Na época em que a editora em que trabalhava foi comprada por uma grande corporação, conta ele, os novos donos examinaram os balanços financeiros e começaram a cobrar resultados tendo como base apenas o lucro. Isso transformava sua função de editor quase que na função de um contador (transição que acontece paulatinamente em todo o mercado), e vários títulos importantes foram tirados de circulação por não satisfazerem essas exigências de lucros. O preço de capa dos livros também subiu vertiginosamente, trazendo retorno não pela venda em escala, mas sim pela grande margem imposta aos poucos compradores (o autor conta que na época que vivia na Inglaterra, os livros eram vendidos a dois xelins e seis pence, o equivalente a 35 centavos de dólar; em pouco tempo, com pequenas alterações no tamanho e composição do livro, algumas editoras aumentaram o preço de seus livros para 10 dólares ou mais). Novos autores, sem um histórico de sucesso, encontravam uma dificuldade difícil de ser vencida, pois para ser publicado era quase necessário provar ser capaz de escrever ao menos um best-seller (que passou a ser o carro-chefe da indústria). Ou seja: encontrar novos bons autores não era mais uma questão de conteúdo (uma nova idéia, por definição, não tem registro de vendas). O próprio autor diz que nunca teria tido a oportunidade de publicar as obras de Kafta nesses moldes. Ah sim, os editores passaram a ganhar salários milionários, mesmo se a unidade de negócios que dirigiam não ia bem financeiramente, o que mostra que o foco estreito em retorno passa por uma questão hierárquica – o que adianta aumentar o lucro se o repasse é diminuído?

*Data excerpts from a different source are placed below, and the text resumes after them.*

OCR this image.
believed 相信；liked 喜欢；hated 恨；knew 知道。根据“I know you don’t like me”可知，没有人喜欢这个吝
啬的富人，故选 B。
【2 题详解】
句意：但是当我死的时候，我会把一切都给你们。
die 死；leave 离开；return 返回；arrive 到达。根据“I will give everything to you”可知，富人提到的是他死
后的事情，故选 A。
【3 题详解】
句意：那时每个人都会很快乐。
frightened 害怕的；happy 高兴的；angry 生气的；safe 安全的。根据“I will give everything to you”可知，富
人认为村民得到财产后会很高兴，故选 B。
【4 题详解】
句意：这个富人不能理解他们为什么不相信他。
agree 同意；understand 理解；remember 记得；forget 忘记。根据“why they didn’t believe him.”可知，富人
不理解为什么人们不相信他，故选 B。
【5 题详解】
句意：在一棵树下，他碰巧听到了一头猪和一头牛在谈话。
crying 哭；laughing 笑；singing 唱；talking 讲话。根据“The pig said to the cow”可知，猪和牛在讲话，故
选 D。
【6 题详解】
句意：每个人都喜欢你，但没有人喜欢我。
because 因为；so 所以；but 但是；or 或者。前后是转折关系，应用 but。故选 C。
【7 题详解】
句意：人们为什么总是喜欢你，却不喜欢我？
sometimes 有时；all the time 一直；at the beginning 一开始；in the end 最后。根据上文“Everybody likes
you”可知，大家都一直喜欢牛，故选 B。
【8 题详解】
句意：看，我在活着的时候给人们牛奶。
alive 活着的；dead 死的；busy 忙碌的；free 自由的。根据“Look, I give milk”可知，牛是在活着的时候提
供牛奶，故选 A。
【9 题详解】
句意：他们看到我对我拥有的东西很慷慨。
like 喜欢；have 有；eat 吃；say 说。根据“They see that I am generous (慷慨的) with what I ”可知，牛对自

Esse processo é o mesmo que vem acontecendo até hoje, onde uma editora independente com títulos de qualidade é comprada por algum grande conglomerado e é submetida à lógica de mercado, onde o jogo não é propriamente justo. Com isso, me refiro ao poder de distribuição e comunicação que uma grande empresa com muito capital tem contra os escassos recursos de editoras independentes (isso, dois dos “4 Ps” que vimos em aulas de marketing, praça e promoção). Quem tem mais capital para investir, tem mais retorno a receber. A procura se concentra cada vez mais em menos títulos devido aos esforços de comunicação para “forçar” o nascimento de um best-seller, e essa competição desigual sufoca progressivamente as pequenas editoras. Na década de 1950, haviam cerca de 200 editoras significativas em Londres; hoje há menos de 30. Nos EUA, 5 grandes conglomerados controlam 80% das vendas de livros. São elas:
1 – Time Warner – proprietária da Little, Brown and Company e Book-of-the-Month Club. Faturamento de quase 31 bilhões de dólares;
2 – Disney – proprietária da Hyperion. Faturamento: 24 bilhões de dólares;
3 – Viacom/CBS – proprietária da Simon & Schuster. Faturamento: 19 bilhões de dólares;
4 – Bertelsmann – fatura 16 bilhões de dólares;
5 – News Corporation (de Murdoch) – dona da HarperCollins, fatura 14 bilhões de dólares ao ano.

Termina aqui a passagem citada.